The final Downtown San Jose/Santa Clara leg has been planned through downtown San Jose to Santa Clara at an estimated cost of $6.8 billion. This third phase, 6 mi long, is largely underground, featuring a 5 mi tunnel. It would continue south from Berryessa, entering a tunnel to cross the Bayshore Freeway before continuing to a 28th Street/Little Portugal station on the city's "east side". From there, the tunnel would continue west under Santa Clara Street to a Downtown San Jose subway station, which would be an interchange station to VTA light rail lines on the surface at Santa Clara. The original proposal had additional subway stations between Alum Rock and Downtown at Civic Plaza/SJSU and Plaza de César Chávez, but these were consolidated into a single station to cut costs. The line would continue underground to the San Jose Diridon station, a transfer point to Amtrak, Caltrain, Altamont Corridor Express, VTA light rail and bus, and the planned California High-Speed Rail system. The proposed BART subway station would be named "Diridon" to match. The extension would then surface and continue to the site of the current Santa Clara Caltrain Station. A 40 acre BART maintenance yard would also be created at Newhall as part of this phase, using land just south of Santa Clara station that was purchased by VTA from Union Pacific. Like the Berryessa Extension, it would be built by VTA, but operated by BART.

After funding was secured for Berryessa (the first phase of the Silicon Valley Extension) in March 2012, VTA began looking for additional funding to complete the $6.8 billion second phase.
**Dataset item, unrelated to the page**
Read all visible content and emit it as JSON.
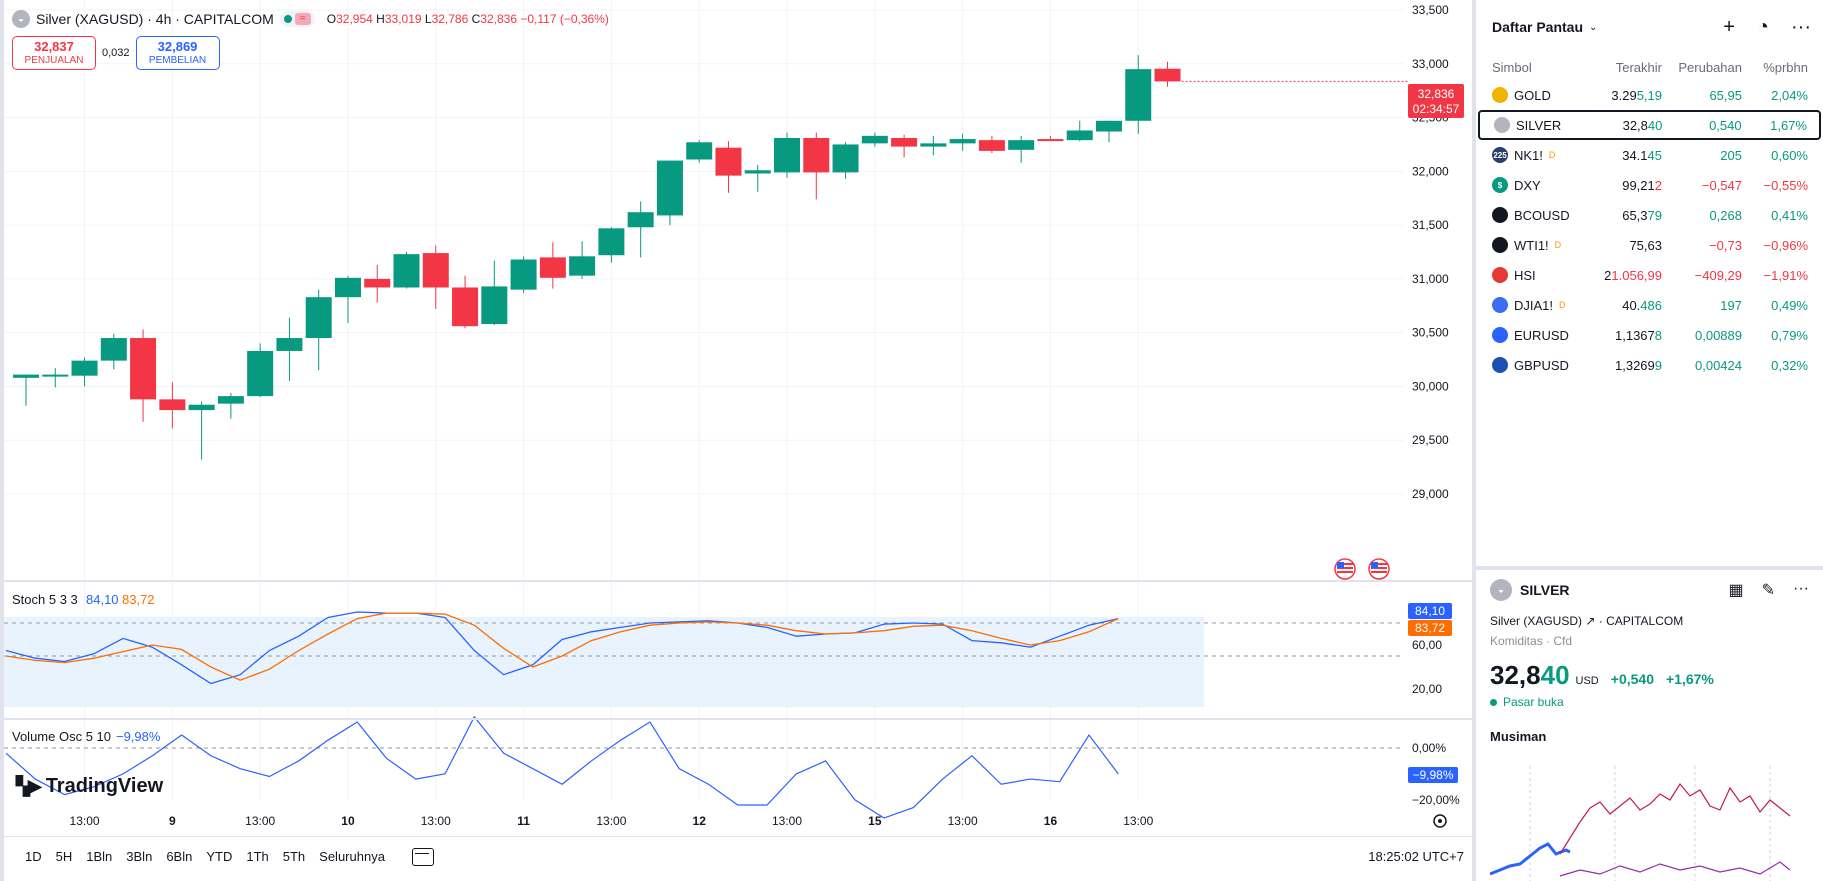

In late 2017, a disagreement arose between VTA and BART over whether the tunnel should have a single bore or dual bores. VTA favored a single 45 ft bore, configured as a double-deck stack, with one track on the upper level and one on the lower level. VTA preferred a single bore to shorten the construction schedule and avoid cut and cover construction on Santa Clara Street for station sites. City officials believed cut and cover construction would be disruptive to streets and businesses, citing the construction of the Market Street subway as evidence. The single-bore design is newer, but less tested in the United States. However, BART preferred dual bores, as used elsewhere in its system, to cut construction cost and standardize the procedure for emergency evacuations. The twin bores would each be 20 ft wide, and separated horizontally. Local businesses, cities and VTA were lobbying for a single bore in 2018. The design decision was postponed for three months; in March, BART and VTA reached agreement on a single bore. The $125 million contract for engineering the single bore tunnel was awarded to a joint venture bid placed by London-based Mott MacDonald and San Francisco-based PGH Wong Engineering.

Initial construction and soil sampling began in January 2019. In September, it was announced that the project would be delayed three to four years, with revenue service to begin in 2029–2030. On October 15, 2021, VTA announced that it would award construction contracts for this phase's stations in summer 2022. In May 2022, the first major contract for the Downtown San Jose/Santa Clara extension was awarded to Kiewit Shea Traylor Joint Venture, a joint venture between Kiewit Corporation, J. F. Shea Co. and Traylor Brothers, Inc. KSTJV will bore the 4-mile tunnel from Berryessa to Diridon, and construct the 1-mile above-ground track from Diridon to Santa Clara. In October 2023, it was announced that the project would be further delayed until 2036. In June 2025, agency staff recommended that the Kiewit Shea Traylor contract be terminated, and a new contractor found, because the agency and the contractor could not agree on costs. This was estimated to add 18 months of delay.